Amine est un brillant professeur de civilisation arabe à l'université de Bordeaux, parfaitement intégré à sa vie urbaine et intellectuelle. Sa routine est perturbée lorsqu'il doit retourner dans son village d'origine, situé au cœur du Sud-Ouest de la France, pour régler des affaires familiales urgentes. Sur place, son père, président de la communauté musulmane locale, tente par tous les moyens de le convaincre de devenir le nouvel imam de la petite mosquée de quartier. Entre quiproquos culturels, pressions de la communauté et choc des générations, Amine se retrouve au centre d'une joyeuse zizanie locale.
Ce projet de comédie sociale trouve ses racines dans le désir de son réalisateur Zangro de proposer un regard tendre, humoristique et profondément humain sur la vie des musulmans de province en France. L'idée originelle est née de l'observation de situations vécues au sein de petites communautés religieuses locales où le bon sens l'emporte souvent sur les dogmes rigides. L'inspiration est venue des grandes comédies de mœurs à la française qui parviennent à traiter de sujets de société complexes par le biais du rire et de la bienveillance. L'auteur a conçu cette fable contemporaine pour abattre les préjugés et célébrer le vivre-ensemble en milieu rural.

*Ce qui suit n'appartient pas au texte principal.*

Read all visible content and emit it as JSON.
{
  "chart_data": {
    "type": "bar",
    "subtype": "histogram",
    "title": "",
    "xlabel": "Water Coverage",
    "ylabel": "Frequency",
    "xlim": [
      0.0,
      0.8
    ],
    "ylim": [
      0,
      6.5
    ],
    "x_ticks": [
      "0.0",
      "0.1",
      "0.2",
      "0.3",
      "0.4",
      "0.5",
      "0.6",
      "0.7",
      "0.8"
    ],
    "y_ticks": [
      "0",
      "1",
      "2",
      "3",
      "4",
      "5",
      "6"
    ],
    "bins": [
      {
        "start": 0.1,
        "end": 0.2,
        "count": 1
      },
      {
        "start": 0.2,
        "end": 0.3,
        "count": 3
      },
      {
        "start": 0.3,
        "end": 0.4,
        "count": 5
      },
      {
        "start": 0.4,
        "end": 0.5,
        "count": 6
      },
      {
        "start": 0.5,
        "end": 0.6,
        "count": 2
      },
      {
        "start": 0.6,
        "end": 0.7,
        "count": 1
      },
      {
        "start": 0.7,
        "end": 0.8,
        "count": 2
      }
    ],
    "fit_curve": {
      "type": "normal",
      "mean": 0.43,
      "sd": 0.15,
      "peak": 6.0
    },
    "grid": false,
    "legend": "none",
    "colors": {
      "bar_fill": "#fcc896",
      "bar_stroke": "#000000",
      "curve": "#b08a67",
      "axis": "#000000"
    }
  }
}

Les critiques professionnelles ont chaleureusement salué cette fiction lors de sa diffusion, louant la finesse d'écriture du scénario et l'absence totale de clichés grossiers sur son sujet sensible. Plusieurs journalistes ont souligné le jeu exceptionnel et nuancé de Lyes Salem ainsi que l'humanisme global qui se dégage du récit. Le public a réservé un accueil très enthousiaste au long-métrage, appréciant la drôlerie des situations et l'attachement profond suscité par les différents personnages du village. Les spectateurs ont particulièrement applaudi la manière dont le film désamorce les tensions culturelles par l'humour de situation. Sur le plan des distinctions, le film a été récompensé par le prestigieux Prix de la meilleure fiction comique au Festival de la fiction TV de La Rochelle.

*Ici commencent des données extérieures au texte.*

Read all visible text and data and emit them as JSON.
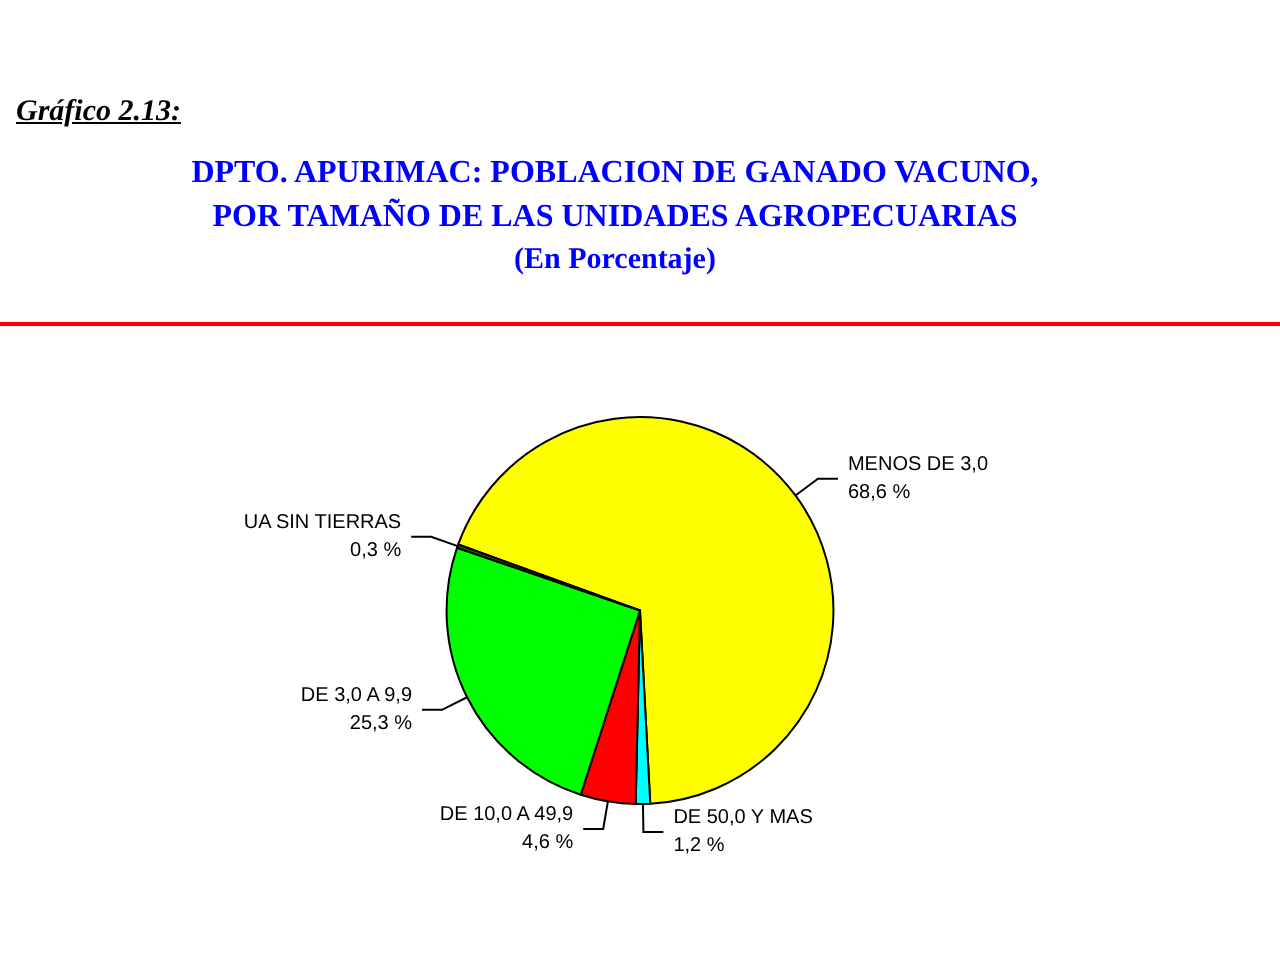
{
  "chart_data": {
    "type": "pie",
    "title": "DPTO. APURIMAC: POBLACION DE GANADO VACUNO, POR TAMAÑO DE LAS UNIDADES AGROPECUARIAS",
    "subtitle": "(En Porcentaje)",
    "annotations": [
      "Gráfico 2.13:"
    ],
    "categories": [
      "MENOS DE 3,0",
      "DE 50,0 Y MAS",
      "DE 10,0 A 49,9",
      "DE 3,0 A 9,9",
      "UA SIN TIERRAS"
    ],
    "values": [
      68.6,
      1.2,
      4.6,
      25.3,
      0.3
    ],
    "colors": [
      "#ffff00",
      "#00ffff",
      "#ff0000",
      "#00ff00",
      "#0a5a0a"
    ],
    "value_labels": [
      "68,6 %",
      "1,2 %",
      "4,6 %",
      "25,3 %",
      "0,3 %"
    ]
  }
}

Le réalisateur Zangro s'est inspiré du cinéma italien d'après-guerre pour équilibrer la légèreté des dialogues avec une vraie profondeur sociale ancrée dans les paysages de province. Le tournage s'est déroulé dans la convivialité en région Nouvelle-Aquitaine, les habitants locaux participant activement en tant que figurants lors des scènes de rassemblement du village. Une anecdote de tournage raconte que plusieurs scènes de débats théologiques entre le père et le fils ont été enrichies par les improvisations spontanées des comédiens principaux. Pour le casting initialement prévu, le réalisateur tenait absolument à engager des figures fortes du cinéma franco-algérien pour garantir la justesse du ton et la sincérité des relations familiales.
Le film aborde avec intelligence les thèmes de l'identité culturelle, de la transmission spirituelle intergénérationnelle et de l'intégration républicaine. Il traite également de la laïcité au quotidien, de la vie associative en milieu rural et de la réconciliation nécessaire entre modernité intellectuelle et traditions familiales.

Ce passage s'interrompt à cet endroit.